T
o the Editor: As the principal investigator of the only previous placebo-controlled trial of methylfolate as an adjunctive treatment in major depression 22 years ago (
1), I appreciated the new trial by Papakostas et al. (
2) in the December 2012 issue confirming the efficacy of the vitamin in some resistant depression.
Important differences between the two trials raise interesting questions. Our study was for depressed patients with borderline or definite folate deficiency (red blood cell folate levels <200 pg/mL), but Papakostas et al. did not mention the folate status of their patients. I presume that many would not have been folate deficient. We also used 15 mg of methylfolate, but our trial was for 6 months and demonstrated increasing efficacy at 3 and 6 months in contrast to the 60-day study by Papakostas et al.

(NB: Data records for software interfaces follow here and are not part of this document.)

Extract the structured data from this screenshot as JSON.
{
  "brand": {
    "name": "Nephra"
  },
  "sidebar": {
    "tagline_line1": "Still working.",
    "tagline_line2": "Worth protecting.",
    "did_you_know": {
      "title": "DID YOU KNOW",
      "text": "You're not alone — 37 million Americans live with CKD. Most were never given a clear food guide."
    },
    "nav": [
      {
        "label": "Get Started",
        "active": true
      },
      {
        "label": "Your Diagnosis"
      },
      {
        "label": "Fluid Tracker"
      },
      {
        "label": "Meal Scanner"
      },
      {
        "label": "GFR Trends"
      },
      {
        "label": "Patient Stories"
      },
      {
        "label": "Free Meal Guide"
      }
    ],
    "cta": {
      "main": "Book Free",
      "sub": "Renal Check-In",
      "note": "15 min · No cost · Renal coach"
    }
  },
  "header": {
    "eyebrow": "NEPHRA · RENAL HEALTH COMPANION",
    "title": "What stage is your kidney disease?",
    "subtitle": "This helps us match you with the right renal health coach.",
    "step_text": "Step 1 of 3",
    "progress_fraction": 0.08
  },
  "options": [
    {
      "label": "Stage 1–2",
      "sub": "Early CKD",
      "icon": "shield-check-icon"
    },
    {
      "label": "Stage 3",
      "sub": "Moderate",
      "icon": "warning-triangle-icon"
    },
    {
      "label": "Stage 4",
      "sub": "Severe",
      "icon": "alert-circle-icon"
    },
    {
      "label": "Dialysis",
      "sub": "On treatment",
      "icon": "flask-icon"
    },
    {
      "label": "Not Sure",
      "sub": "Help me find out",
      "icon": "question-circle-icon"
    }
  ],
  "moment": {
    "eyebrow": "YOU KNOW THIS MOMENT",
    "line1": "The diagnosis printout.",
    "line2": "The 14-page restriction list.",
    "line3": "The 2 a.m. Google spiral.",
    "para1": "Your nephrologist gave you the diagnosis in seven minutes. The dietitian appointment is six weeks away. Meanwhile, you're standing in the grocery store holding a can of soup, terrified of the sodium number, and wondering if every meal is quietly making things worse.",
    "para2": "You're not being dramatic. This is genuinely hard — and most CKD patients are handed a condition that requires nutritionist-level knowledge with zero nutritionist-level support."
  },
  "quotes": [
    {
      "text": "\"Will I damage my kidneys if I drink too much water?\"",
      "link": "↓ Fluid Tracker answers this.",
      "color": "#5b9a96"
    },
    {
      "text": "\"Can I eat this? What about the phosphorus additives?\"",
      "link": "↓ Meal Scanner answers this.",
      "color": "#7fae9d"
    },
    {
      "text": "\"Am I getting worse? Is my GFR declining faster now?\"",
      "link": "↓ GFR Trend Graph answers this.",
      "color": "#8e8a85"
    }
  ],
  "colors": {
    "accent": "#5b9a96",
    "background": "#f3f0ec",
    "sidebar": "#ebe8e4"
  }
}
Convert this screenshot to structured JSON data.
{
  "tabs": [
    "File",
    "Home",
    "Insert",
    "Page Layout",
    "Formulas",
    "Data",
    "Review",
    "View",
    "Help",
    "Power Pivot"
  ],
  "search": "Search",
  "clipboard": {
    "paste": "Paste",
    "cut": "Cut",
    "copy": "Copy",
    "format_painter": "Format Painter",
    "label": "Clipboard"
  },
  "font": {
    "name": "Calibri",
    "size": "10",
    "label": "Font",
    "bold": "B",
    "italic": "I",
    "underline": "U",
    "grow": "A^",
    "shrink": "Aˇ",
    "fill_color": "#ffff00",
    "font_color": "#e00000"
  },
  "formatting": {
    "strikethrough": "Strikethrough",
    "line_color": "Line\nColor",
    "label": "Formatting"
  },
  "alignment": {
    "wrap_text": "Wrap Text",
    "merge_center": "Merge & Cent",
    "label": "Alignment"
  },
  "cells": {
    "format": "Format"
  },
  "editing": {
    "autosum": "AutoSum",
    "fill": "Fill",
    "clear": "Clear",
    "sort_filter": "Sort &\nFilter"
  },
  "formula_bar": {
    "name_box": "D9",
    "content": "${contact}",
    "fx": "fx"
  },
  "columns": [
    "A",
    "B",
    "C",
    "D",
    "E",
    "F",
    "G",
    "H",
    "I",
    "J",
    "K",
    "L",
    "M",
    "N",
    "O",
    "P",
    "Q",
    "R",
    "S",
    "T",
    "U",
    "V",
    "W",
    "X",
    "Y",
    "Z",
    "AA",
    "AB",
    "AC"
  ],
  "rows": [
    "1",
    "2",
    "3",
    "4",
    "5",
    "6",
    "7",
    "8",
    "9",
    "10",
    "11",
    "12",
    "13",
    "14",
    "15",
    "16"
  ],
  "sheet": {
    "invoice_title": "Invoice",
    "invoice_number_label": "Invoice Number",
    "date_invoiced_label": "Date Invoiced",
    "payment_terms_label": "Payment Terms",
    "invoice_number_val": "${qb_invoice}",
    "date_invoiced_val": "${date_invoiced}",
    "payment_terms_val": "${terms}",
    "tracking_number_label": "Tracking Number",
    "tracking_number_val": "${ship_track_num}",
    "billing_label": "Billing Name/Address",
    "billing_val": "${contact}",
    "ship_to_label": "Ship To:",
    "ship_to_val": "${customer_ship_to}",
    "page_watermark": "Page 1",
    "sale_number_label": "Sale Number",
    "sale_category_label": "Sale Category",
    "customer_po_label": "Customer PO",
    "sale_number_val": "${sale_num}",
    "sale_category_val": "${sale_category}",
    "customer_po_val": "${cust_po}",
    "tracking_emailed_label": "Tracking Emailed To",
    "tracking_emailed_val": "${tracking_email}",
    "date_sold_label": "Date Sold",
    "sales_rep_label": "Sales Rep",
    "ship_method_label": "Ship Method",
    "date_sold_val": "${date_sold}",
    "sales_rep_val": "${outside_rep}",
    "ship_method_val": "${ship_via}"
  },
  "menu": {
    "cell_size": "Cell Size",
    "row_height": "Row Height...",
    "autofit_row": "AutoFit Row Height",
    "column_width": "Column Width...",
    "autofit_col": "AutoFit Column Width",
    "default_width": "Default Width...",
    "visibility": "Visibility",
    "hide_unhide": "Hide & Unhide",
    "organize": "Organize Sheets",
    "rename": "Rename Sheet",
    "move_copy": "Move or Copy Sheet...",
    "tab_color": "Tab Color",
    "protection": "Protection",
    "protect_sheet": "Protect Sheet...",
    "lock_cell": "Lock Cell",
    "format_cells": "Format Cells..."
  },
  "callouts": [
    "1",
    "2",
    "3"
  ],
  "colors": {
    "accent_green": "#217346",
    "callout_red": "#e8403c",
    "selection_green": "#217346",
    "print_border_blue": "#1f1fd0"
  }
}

I first reported in 1967 the beneficial effect of the vitamin on mood and some aspects of cognitive and social function in an open trial of folic acid, 5 mg/day for 1 to 3 years, in folate-deficient patients with epilepsy (
3). At the Medical Research Council Neuropsychiatry Research Unit, we then showed not only that folate deficiency was common in depression, as had been reported by Carney (
4), but that the deficiency was associated with a poor response to antidepressant therapy (
5). I subsequently collaborated with Carney and colleagues in demonstrating that depression was the most common reversible neuropsychiatric manifestation of folate-deficient megaloblastic anemia; in confirming that
S-adenosylmethionine had antidepressant properties, thus implying that methylation is a key to understanding mood (
6); and in identifying a subgroup of patients with depression, high plasma homocysteine levels, folate deficiency, and impaired neurotransmitter metabolism. This culminated in our positive trial of methylfolate, the transport form of folate into the nervous system, as adjunctive therapy in depression (
1).
A crucial question for the future is to what extent the antidepressant properties of methylfolate depend on the folate status of the patient. Our own pilot observations suggest that methylfolate may have antidepressant properties as monotherapy, irrespective of folate status, but that responders show a greater rise in red cell folate levels than nonresponders (
7). An important clue is the mood-elevating properties of nitrous oxide. This euphoriant effect is probably related to the instantaneous inactivation of methionine synthase, leading to an acute rise in methylfolate in the brain (
7). Finally, methylation in the nervous system is a key not just to the biology of mood but to other aspects of cognitive function, including dementia. After 45 years, it is time for academic departments of psychiatry to invest more in this nonpharmaceutical approach to mental illness.